You get most of the stuff from NumPy plus extra SciPy only stuff.

#### SciPy Organization

Subpackage | Description
---------- | -----------
cluster |	Clustering algorithms
constants | 	Physical and mathematical constants
fftpack | 	Fast Fourier Transform routines
integrate | 	Integration and ordinary differential equation solvers
interpolate | 	Interpolation and smoothing splines
io | 	Input and Output
linalg | 	Linear algebra
ndimage | 	N-dimensional image processing
odr | 	Orthogonal distance regression
optimize | 	Optimization and root-finding routines
signal | 	Signal processing
sparse | 	Sparse matrices and associated routines
spatial | 	Spatial data structures and algorithms
special | 	Special functions
stats | 	Statistical distributions and functions
weave | 	C/C++ integration

You need to import these subpackages explicitly. Notice that you will not find `sparse` in the `dir(sp)` output above. So the following line will fail.

In [None]:
sp.sparse

But the following lines are fine. This is a decision made by the scipy developers, which is kind of annoying.

In [None]:
import scipy.sparse

In [None]:
from scipy import sparse

In [None]:
print(dir(sparse))

I will not go into these subpackages in detail. They each provide a lot of functionality, and are targeted to specific uses. 

# Test Yourself

1) Using python syntax, extract the `6` from `my_array`.

In [None]:
my_array = np.array([[9,3],[7,4],[6,8]])
my_array

---

2) Create a 4x2 numpy array (4 rows and 2 columns) containing values from one of the random distribution functions available in numpy (some were introduced above, but [there are a lot more](https://docs.scipy.org/doc/numpy/reference/routines.random.html)).

---

3) In the following cell mark each statement as true or false.

    a.

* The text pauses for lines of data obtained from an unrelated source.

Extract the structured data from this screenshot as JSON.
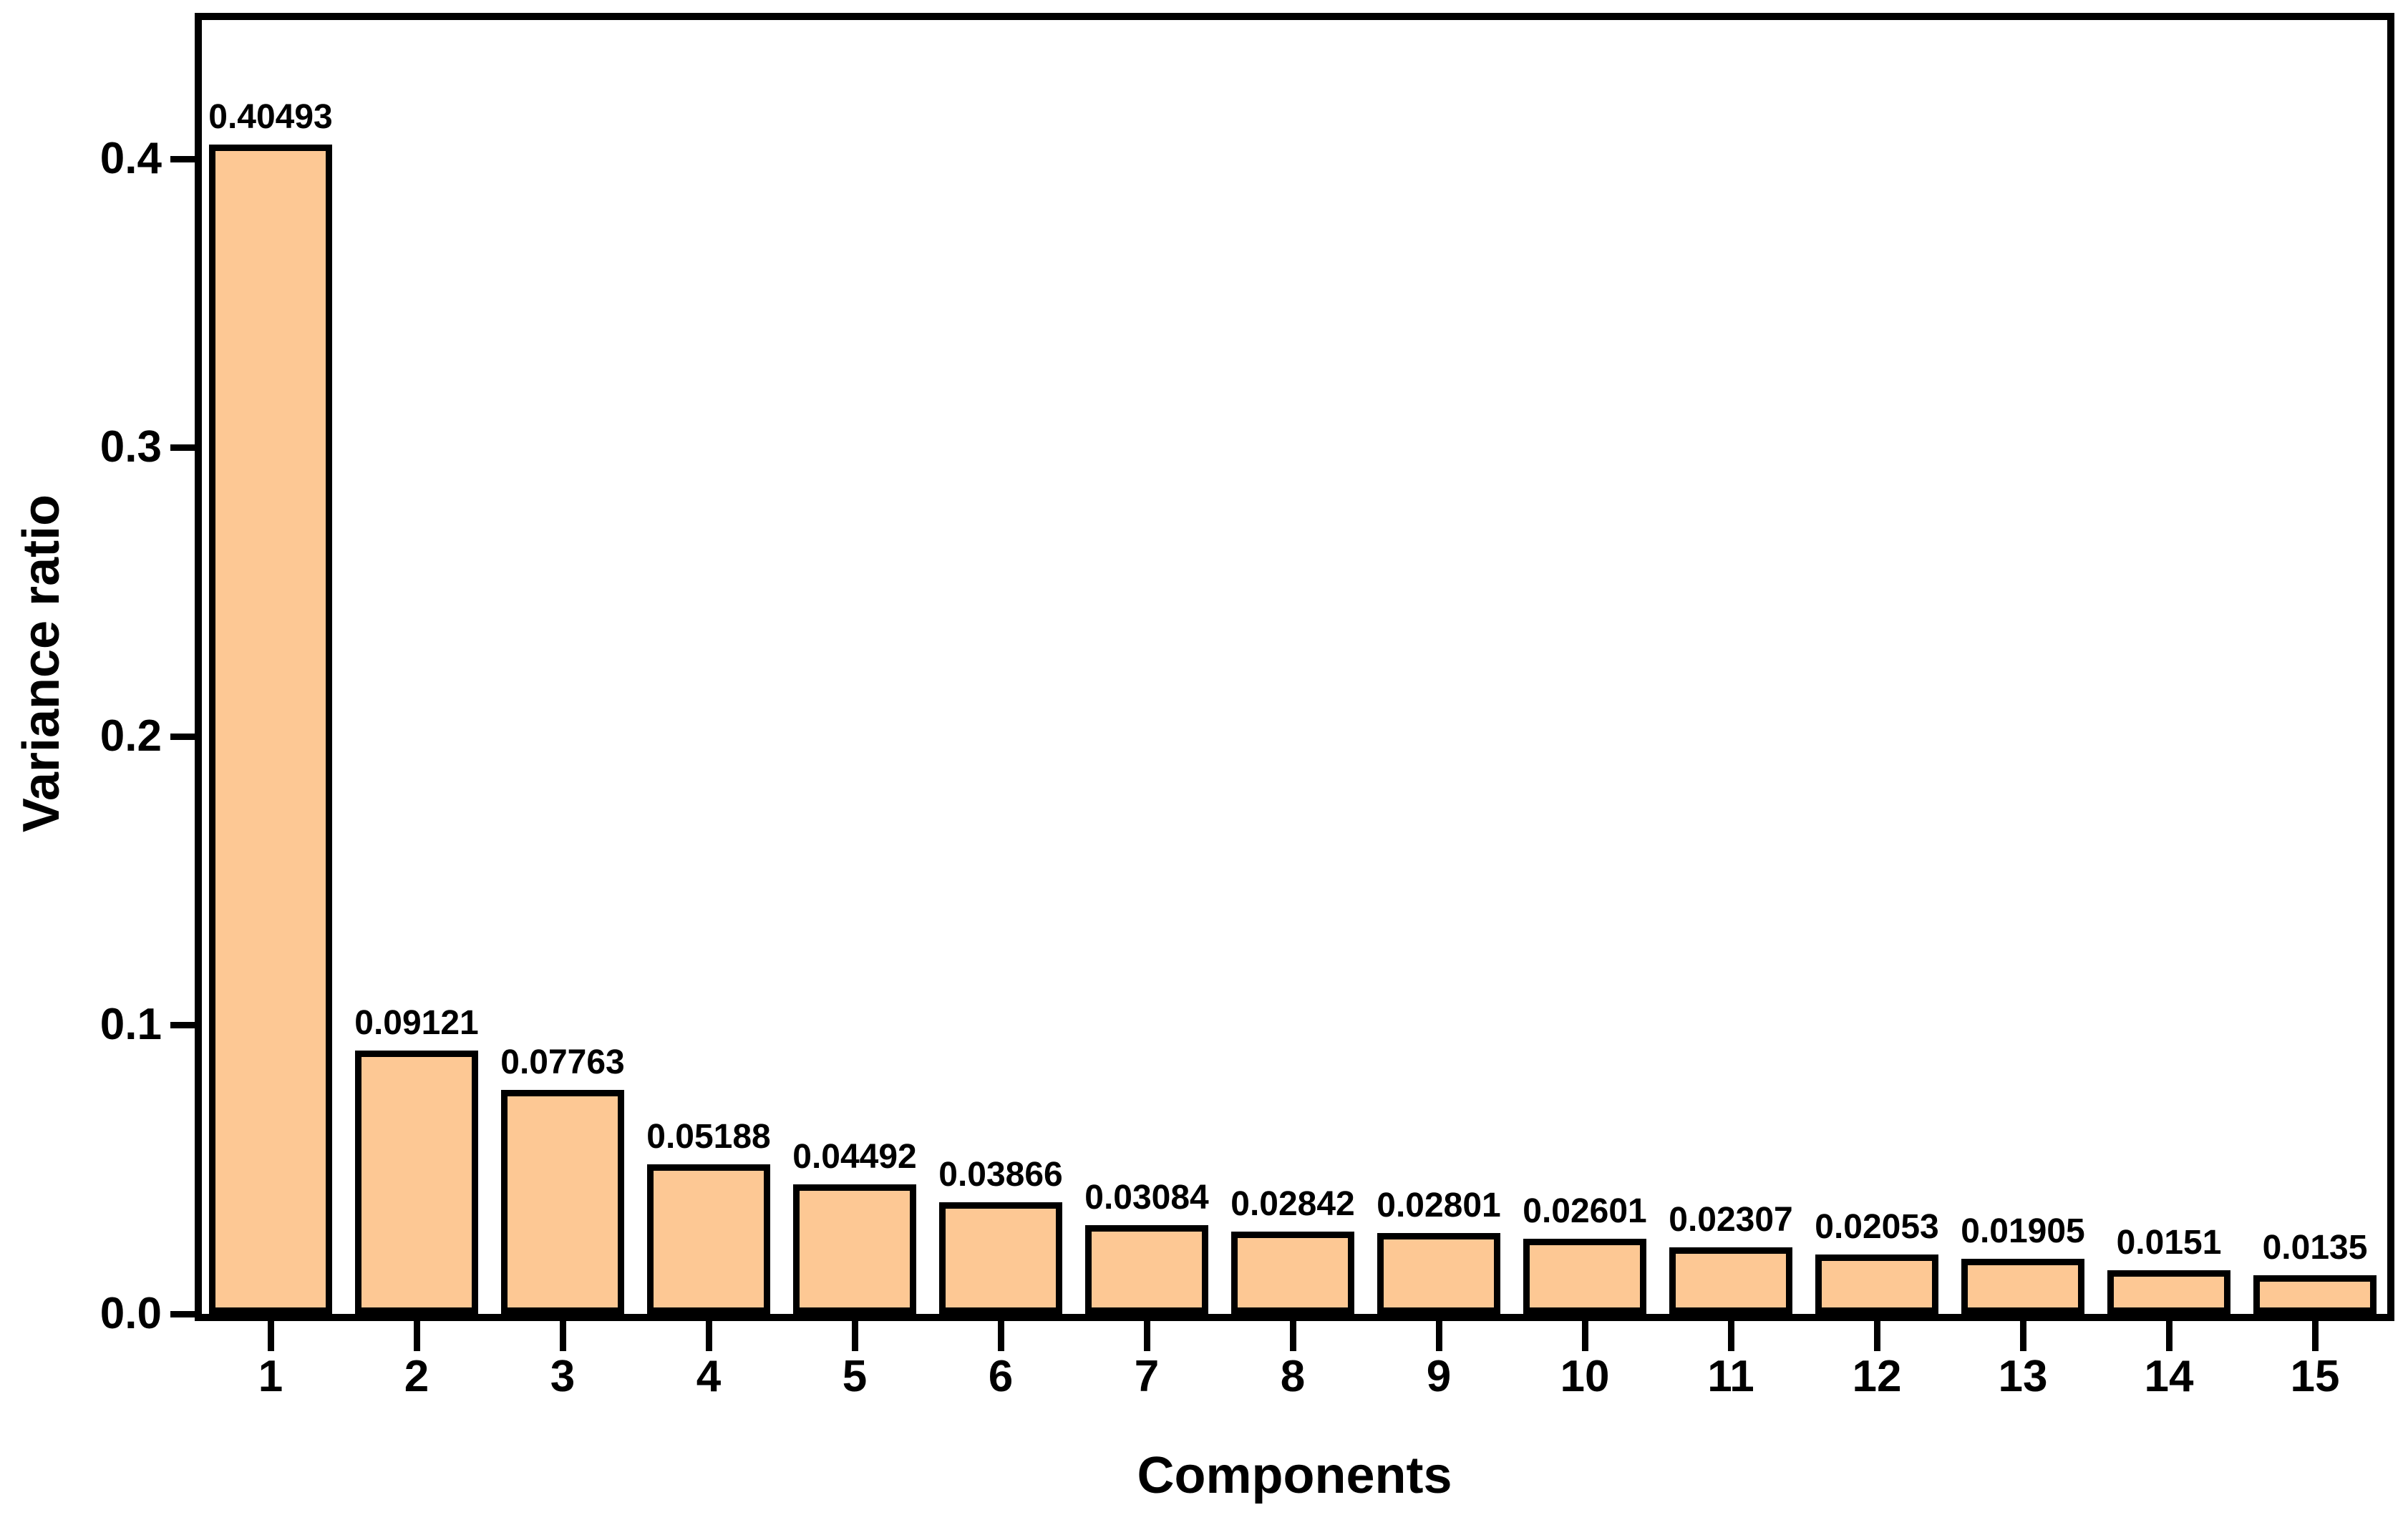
{
  "chart_data": {
    "type": "bar",
    "title": "",
    "xlabel": "Components",
    "ylabel": "Variance ratio",
    "categories": [
      "1",
      "2",
      "3",
      "4",
      "5",
      "6",
      "7",
      "8",
      "9",
      "10",
      "11",
      "12",
      "13",
      "14",
      "15"
    ],
    "values": [
      0.40493,
      0.09121,
      0.07763,
      0.05188,
      0.04492,
      0.03866,
      0.03084,
      0.02842,
      0.02801,
      0.02601,
      0.02307,
      0.02053,
      0.01905,
      0.0151,
      0.0135
    ],
    "bar_labels": [
      "0.40493",
      "0.09121",
      "0.07763",
      "0.05188",
      "0.04492",
      "0.03866",
      "0.03084",
      "0.02842",
      "0.02801",
      "0.02601",
      "0.02307",
      "0.02053",
      "0.01905",
      "0.0151",
      "0.0135"
    ],
    "y_tick_labels": [
      "0.0",
      "0.1",
      "0.2",
      "0.3",
      "0.4"
    ],
    "ylim": [
      0,
      0.448
    ],
    "grid": false,
    "legend": null,
    "legend_position": "none",
    "colors": {
      "bar_fill": "#FDC894",
      "bar_edge": "#000000",
      "axis": "#000000",
      "background": "#FFFFFF",
      "text": "#000000"
    }
  }
}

You can add a new row to an existing array.  [True/False]
    b. You can change an element within an existing array.  [True/False]
    c. All elements in an array must be of a single type.  [True/False]

---

4) Using numpy syntax, sum the columns of the array in the following cell.

In [None]:
array3 = np.array([[4,2,9],[8,3,5]])
array3

---

5) The following cell has a variable called `radii` which has 10 values. Let's assume they are the radii of some circles. Create an array of circle _areas_ from these radii. Recall that you can work with the entire array at once, no need to loop over the various elements one by one. Use numpy's pi instead of the math package.

$area = \pi * radius^2$

In [None]:
radii = np.random.randint(1,21,10) # 10 random integers, drawn from the range 1 to 20
radii

---

6) Write some one-liners.

a) Select the values less than 10 from the following array.

In [None]:
np.random.seed(999)
vals = np.random.randint(1,20,10)
vals

b) Multiply all the values in the following array by 100.

In [None]:
np.random.seed(999)
vals = np.random.randint(1,20,10)
vals

c) In one line, select the values less than, and multiply them by 100.

In [None]:
np.random.seed(999)
vals = np.random.randint(1,20,10)
vals

---

7) For the following examples, would a list or numpy array be preferred? Why?

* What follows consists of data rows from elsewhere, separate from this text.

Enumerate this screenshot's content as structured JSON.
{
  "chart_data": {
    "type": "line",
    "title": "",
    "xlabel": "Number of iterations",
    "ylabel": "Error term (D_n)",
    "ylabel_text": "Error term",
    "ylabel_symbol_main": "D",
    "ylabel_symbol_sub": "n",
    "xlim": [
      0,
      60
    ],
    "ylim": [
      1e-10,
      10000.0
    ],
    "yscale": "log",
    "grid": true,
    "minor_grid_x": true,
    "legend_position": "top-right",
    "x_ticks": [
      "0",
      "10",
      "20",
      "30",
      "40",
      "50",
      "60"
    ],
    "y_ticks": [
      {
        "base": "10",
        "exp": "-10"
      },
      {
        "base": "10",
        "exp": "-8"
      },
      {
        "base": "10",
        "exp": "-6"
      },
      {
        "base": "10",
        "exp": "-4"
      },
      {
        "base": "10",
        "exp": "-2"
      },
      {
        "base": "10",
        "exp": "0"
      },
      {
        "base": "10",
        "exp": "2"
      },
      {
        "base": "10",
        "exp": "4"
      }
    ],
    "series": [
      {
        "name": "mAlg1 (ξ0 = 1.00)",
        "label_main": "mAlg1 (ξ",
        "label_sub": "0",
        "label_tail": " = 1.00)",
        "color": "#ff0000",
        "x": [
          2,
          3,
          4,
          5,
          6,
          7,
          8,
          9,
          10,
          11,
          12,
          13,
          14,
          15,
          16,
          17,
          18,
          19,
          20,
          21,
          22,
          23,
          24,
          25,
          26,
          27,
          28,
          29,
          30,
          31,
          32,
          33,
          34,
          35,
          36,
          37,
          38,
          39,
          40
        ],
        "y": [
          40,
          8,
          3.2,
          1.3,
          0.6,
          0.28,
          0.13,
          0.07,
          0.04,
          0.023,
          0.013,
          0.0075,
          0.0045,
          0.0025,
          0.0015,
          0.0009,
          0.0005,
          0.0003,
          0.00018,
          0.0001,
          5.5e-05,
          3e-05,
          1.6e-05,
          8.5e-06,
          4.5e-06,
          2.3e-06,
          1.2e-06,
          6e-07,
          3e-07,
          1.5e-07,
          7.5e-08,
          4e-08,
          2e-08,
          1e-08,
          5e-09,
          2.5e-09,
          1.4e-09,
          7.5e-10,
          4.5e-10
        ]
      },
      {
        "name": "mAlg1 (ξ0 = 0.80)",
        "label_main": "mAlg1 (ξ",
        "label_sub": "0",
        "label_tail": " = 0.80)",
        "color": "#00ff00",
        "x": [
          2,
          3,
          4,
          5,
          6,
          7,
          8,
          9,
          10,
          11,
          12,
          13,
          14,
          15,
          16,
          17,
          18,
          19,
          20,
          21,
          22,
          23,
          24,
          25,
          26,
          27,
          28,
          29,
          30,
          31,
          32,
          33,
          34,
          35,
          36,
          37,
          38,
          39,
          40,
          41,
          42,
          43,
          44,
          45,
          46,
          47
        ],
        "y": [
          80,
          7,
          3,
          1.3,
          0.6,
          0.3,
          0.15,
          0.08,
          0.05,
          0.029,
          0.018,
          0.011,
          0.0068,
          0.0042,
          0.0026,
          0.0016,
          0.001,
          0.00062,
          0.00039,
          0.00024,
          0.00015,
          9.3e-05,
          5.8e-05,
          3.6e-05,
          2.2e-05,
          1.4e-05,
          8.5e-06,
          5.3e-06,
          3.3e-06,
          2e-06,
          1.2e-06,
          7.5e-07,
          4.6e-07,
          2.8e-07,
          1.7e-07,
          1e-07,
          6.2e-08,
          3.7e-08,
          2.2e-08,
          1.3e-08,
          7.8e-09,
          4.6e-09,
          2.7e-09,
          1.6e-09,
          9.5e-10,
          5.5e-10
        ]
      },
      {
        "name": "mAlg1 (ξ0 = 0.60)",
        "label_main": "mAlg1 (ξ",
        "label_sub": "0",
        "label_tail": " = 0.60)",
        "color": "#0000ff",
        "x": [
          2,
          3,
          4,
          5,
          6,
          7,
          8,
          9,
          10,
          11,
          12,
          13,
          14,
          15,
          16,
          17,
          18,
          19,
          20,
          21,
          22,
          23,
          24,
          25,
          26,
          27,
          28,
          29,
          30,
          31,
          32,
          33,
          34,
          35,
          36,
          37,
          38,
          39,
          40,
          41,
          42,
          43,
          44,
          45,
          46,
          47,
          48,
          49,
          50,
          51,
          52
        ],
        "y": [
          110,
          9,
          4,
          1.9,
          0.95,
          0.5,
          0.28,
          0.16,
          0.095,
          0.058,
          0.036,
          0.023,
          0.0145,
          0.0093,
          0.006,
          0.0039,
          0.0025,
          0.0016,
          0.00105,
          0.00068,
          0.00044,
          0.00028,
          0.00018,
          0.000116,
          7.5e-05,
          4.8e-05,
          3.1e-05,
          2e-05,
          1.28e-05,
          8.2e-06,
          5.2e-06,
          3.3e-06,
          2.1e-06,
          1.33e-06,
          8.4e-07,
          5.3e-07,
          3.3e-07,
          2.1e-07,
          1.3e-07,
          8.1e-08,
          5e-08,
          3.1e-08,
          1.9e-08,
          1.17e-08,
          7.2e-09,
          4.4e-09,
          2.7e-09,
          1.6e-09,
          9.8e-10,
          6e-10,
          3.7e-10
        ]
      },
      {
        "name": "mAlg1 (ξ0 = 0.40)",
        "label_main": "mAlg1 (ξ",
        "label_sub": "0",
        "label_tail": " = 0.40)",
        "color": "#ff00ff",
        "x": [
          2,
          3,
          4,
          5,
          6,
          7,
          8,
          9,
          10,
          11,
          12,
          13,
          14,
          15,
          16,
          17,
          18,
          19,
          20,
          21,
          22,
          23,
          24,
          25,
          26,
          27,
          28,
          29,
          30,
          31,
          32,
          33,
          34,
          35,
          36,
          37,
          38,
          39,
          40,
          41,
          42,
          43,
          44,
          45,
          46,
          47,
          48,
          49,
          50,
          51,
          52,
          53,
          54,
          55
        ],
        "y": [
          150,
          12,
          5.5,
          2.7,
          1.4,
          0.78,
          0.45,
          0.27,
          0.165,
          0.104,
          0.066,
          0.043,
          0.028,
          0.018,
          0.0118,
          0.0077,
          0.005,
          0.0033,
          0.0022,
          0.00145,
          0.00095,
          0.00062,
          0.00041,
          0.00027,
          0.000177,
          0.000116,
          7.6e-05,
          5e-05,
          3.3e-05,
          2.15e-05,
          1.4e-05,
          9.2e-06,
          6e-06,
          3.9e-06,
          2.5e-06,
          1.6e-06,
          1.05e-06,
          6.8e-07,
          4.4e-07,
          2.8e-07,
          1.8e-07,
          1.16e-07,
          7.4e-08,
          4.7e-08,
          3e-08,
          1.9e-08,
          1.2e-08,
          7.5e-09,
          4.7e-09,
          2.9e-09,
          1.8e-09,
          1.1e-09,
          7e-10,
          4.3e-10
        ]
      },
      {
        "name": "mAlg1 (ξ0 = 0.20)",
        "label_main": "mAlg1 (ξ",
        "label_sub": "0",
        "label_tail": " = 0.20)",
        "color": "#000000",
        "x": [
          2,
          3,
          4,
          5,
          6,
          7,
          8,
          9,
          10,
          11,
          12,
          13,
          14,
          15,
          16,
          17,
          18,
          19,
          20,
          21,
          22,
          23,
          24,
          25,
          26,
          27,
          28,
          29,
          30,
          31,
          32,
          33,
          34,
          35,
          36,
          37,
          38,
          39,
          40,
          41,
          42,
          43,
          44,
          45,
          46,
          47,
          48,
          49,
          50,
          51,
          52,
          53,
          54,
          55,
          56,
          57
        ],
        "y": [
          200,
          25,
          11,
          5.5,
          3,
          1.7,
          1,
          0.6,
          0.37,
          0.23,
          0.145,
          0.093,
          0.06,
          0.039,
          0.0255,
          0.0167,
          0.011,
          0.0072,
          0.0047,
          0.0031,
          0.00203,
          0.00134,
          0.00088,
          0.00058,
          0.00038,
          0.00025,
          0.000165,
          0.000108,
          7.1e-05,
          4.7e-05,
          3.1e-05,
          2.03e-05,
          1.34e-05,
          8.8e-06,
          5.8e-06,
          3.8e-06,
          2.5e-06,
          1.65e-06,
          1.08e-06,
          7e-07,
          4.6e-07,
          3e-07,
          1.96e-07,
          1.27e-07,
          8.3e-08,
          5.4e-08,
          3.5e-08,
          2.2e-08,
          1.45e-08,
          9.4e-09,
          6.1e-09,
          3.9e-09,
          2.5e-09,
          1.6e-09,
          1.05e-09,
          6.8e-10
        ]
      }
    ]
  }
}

a) You want to store a student's exam responses; where some responses are numeric and some are text.

b) You want to systematically walk around your house and store the name of each of your cats, but you don't know how many cats you have.

c) You have the height and weight of 100 subjects in your health study, and you need to compute each person's body mass index (BMI).